A partir daí, experimentando também seu desenvolvimento a serviço das nações no período da Primeira Guerra Mundial, a propaganda fortaleceu-se como catalisadora do processo de domínio e expansão territoriais e ideológicos.

Nunca como então tinha sido colocada em prática uma tão grande operação de persuasão colectiva, envolvendo o uso de meios de comunicação social numa escala sem paralelo e de uma forma tão coordenada (SANTOS, 1992, p. 16).

Mattelart (1999 apud DALLA COSTA; MACHADO; SIQUEIRA, 2006, p. 14) define que a propaganda consiste no “único meio de suscitar a adesão da massa; além disso, é mais econômica que a violência, a corrupção e outras técnicas de governo desse gênero”. Dessa maneira, mostra-se a dialética entre aliciar uma amostra de público infensa a determinada mensagem e hostilizá-la, atribuindo à percepção desse favorecimento potencial da publicidade a ampliação de sua aplicação por parte não somente dos regimes de governo como também da indústria e das esferas econômico-culturais por ela beneficiadas.

É evidente que, para sustentar a hipótese de uma resposta mecânica, unânime e previsível, é estritamente necessária a alienação dos indivíduos que compõem a massa. Porquanto, todavia, haja fatores externos à “incisão hipodérmica” do conteúdo, como a rede de experiências e permutas interpessoais, que também atuam na formação da opinião, não se pode prescindir do investimento em que a mensagem transmitida encontre consonância com o ambiente do destinatário e sua cadeia de relações.
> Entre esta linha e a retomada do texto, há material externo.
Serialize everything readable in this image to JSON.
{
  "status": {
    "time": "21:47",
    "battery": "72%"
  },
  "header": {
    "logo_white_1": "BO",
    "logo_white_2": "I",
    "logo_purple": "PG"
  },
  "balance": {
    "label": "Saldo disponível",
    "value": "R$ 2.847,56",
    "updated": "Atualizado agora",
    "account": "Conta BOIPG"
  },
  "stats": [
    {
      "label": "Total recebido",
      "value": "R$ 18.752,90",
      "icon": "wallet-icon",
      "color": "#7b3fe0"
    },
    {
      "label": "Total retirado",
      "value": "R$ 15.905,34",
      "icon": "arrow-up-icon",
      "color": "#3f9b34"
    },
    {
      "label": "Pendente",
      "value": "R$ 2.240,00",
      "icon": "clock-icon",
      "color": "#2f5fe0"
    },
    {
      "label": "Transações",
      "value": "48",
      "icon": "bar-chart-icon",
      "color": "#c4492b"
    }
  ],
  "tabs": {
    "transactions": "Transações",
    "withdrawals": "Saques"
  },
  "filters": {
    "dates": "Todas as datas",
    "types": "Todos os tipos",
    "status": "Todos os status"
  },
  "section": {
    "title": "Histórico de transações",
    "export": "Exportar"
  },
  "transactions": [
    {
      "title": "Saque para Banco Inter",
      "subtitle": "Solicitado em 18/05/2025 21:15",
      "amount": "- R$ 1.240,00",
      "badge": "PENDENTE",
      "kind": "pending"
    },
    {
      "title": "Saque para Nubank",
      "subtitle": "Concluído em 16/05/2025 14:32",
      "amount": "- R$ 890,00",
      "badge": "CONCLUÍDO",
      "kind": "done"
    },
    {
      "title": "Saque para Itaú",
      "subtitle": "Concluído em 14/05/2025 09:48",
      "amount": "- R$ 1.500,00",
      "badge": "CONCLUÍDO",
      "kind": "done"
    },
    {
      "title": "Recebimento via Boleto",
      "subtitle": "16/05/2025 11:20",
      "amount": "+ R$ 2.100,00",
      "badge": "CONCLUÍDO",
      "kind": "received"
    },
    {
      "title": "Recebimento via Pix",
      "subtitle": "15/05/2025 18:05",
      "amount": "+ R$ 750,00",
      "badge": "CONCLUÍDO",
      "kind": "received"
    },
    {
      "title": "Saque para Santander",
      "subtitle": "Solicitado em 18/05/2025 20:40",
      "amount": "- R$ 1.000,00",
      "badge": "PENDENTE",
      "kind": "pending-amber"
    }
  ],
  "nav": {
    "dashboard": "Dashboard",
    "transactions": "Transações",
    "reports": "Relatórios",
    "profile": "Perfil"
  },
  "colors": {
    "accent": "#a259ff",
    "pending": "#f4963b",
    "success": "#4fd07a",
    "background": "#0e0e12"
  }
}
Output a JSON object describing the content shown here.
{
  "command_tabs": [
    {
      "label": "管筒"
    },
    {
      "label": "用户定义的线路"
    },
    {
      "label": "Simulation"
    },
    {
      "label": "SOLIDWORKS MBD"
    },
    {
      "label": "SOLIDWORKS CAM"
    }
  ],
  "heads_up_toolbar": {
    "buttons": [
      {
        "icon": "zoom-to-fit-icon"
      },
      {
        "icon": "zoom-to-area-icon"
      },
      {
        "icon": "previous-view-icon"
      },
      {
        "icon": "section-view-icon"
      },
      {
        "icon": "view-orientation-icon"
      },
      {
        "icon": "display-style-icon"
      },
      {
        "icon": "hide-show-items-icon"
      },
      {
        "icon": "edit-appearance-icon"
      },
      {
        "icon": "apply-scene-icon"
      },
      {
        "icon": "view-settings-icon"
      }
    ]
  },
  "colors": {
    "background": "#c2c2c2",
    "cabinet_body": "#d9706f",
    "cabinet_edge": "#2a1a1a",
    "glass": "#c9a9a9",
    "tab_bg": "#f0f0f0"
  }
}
Respeitado esse grau de identificação do receptor com a mensagem, pode-se-lhe atribuir um papel menos passivo ou determinista diante daquilo a que é exposto. “Persuadir os destinatários é um objetivo possível, se a forma e a organização da mensagem forem adequadas aos fatores pessoais que o destinatário ativa quando interpreta a própria mensagem” (WOLF, 1987 apud DALLA COSTA; MACHADO; SIQUEIRA, 2006, p. 17).

Em dado trecho do documentário, alega-se que a propaganda – especialmente a televisiva – é “a mais poderosa forma de comunicação que os seres humanos jamais haviam inventado”. Isso se deve em grande parte à simbologia do consumo.

Marcas e arquétipos de cultura são signos encarados como produtos, atribuindo valor e significado arbitrário e dirigido à massa. Contra essa passividade mecanicista, Blumer (1969 apud RÜDIGER, 2011) argui que as respostas dos constituintes do público a tais estímulos decorrem de uma interpretação e de “significações que emprestam a eles” (BLUMER, 1969 apud RÜDIGER, 2011, p. 45, grifo nosso).

É importante à análise da semiótica na propaganda saber que

o homem é um ser comunicativo porque tem necessidade de contato social, […] mas, também, porque tem a capacidade de manipular os símbolos para manter ou transformar a realidade social. […] Conforme os interacionistas [da Escola de Chicago], a sociedade é uma estrutura simbólica criada pelo processo da comunicação (RÜDIGER, 2011, p. 45).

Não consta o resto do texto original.